- By Robert Greenall
- BBC News
A police chief in the occupied Ukrainian city of Melitopol, who defected to Russia after its capture of the city, has been killed in an apparently partisan bombing.
Oleksandr Mishchenko was killed when an explosive device exploded at the entrance of the building where he lived.
There have recently been reports of increased Ukrainian partisan activity in the region.
The exiled mayor of Melitopol said that the deceased officer was a traitor.
The city is located in Zaporizhia Province, one of four regions that Russia claimed it annexed last year after its invasion, despite only partially controlling it.
After Mariupol, Melitopol is the largest city in the Russian-occupied territories since February 2022.
The Russian Interior Ministry said the explosion occurred at 05:20 local time (02:20 GMT).
She added that two policemen were wounded and hospitalized, but one of them later died.
Video of the scene showed a crater next to an apartment building and nearby cars with broken windows.
The exiled mayor of Melitopol Ivan Fedorov wrote on his Telegram channel about the murder: “The course of every collaborator is expected: betrayal yesterday, panic today, massacre tomorrow.”
Before the invasion, he said, Mishchenko was the chief of the Priazovsky District Police Department, adding that he had not only defected, but “tricked his employees into becoming traitors.” It is not clear what Mr. Fedorov meant by these allegations.
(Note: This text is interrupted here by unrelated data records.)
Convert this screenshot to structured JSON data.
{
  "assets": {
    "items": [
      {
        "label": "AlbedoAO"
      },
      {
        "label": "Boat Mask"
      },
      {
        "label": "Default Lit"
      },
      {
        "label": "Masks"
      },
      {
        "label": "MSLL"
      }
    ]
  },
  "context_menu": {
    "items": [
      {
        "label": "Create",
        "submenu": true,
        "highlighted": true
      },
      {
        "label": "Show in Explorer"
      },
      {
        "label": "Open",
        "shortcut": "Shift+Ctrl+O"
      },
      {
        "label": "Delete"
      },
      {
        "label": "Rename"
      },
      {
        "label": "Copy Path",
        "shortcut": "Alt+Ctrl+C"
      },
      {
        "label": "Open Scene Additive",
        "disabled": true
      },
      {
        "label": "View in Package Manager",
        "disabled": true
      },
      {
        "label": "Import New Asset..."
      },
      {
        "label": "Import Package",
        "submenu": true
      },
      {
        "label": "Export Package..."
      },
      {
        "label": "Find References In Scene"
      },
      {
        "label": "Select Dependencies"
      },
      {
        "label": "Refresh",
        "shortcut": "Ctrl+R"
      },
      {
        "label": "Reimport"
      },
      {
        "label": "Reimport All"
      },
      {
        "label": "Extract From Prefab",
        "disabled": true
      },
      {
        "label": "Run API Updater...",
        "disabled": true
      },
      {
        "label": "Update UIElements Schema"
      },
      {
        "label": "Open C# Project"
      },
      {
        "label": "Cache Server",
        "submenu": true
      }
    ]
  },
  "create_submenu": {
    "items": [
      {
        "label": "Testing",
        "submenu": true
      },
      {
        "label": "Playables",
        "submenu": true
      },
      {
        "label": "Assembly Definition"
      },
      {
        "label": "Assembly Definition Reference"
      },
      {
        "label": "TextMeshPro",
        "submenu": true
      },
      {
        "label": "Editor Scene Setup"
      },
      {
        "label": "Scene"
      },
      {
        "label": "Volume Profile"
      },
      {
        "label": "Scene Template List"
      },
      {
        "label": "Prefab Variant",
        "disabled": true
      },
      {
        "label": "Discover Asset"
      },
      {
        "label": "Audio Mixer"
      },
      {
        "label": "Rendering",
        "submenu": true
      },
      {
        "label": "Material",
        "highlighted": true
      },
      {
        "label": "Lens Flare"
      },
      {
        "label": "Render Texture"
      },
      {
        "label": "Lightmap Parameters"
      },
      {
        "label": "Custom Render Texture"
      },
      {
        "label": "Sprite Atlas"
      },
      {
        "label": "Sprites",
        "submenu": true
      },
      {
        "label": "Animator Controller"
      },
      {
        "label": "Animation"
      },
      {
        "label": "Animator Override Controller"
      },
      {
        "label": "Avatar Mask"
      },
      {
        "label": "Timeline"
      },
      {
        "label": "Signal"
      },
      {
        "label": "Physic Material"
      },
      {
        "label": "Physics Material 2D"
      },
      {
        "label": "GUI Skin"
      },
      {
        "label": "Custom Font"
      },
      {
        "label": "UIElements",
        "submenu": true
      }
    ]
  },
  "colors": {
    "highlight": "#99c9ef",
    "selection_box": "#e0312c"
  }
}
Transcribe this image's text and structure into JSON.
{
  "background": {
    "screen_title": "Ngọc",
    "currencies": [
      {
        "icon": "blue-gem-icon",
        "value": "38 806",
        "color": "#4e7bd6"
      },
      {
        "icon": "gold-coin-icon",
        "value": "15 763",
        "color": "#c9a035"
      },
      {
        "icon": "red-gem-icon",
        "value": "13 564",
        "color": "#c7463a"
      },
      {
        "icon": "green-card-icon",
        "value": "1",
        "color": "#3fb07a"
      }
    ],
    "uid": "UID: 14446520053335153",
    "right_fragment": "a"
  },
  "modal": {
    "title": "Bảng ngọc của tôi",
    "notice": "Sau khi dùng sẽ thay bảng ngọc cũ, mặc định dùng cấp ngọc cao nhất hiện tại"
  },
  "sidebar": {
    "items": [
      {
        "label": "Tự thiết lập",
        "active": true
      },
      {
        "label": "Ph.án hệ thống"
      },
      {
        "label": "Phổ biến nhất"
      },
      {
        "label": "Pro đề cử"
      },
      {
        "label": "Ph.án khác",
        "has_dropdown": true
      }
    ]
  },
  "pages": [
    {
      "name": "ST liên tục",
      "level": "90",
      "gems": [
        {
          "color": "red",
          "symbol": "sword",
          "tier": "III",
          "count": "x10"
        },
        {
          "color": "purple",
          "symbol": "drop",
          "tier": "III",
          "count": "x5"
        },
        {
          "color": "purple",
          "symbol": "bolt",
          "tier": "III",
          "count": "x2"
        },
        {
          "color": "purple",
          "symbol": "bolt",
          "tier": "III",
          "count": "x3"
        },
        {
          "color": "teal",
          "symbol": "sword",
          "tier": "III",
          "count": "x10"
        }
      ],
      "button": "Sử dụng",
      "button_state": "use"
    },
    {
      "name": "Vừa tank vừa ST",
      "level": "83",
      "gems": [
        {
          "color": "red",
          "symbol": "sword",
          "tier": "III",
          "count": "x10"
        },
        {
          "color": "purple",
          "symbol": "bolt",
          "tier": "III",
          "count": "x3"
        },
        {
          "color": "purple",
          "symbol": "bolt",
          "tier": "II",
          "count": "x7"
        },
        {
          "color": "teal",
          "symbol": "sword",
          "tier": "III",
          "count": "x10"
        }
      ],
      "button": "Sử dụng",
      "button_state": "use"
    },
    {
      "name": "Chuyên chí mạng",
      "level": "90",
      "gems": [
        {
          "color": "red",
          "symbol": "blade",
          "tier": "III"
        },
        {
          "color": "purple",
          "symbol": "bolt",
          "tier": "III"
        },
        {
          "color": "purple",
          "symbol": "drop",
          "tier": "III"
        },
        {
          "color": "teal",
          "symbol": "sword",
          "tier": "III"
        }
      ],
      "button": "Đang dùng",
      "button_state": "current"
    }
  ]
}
At a later job, he appoints the second policeman as Yuri Akimov, Mishchenko’s assistant and driver.
He said that the police had arrested “a girl standing at a bus stop” over the incident, suggesting that they were unable to find the real culprits.
Meanwhile, the Ukrainian newspaper “Ukranska Pravda” published a video clip showing a man with a masked voice and features claiming responsibility for the explosion.
The man was seen saying, “Sorry for the loud noise this morning, we were taking out the trash, ie eliminating Judas Oleksandr Mitchenko.”
He went on to warn other collaborators that they faced the same fate.
Volodymyr Rogov, a Russian official in the Zaporizhia region, said that Mishchenko was threatened several times by “terrorists” in order to “restore peace in the region, prevent illegal actions, and create order in his native land.”
In the past year, a number of Russian officials have been killed in attacks in occupied territories, including the Zaporizhia region.
Among them was Oleh Boyko, the deputy mayor of Berdyansk, who died with his wife in September in an apparent assassination.
A number of Russian officials were killed in the southern city of Kherson last year by partisan activity before the successful Ukrainian offensive that captured the city.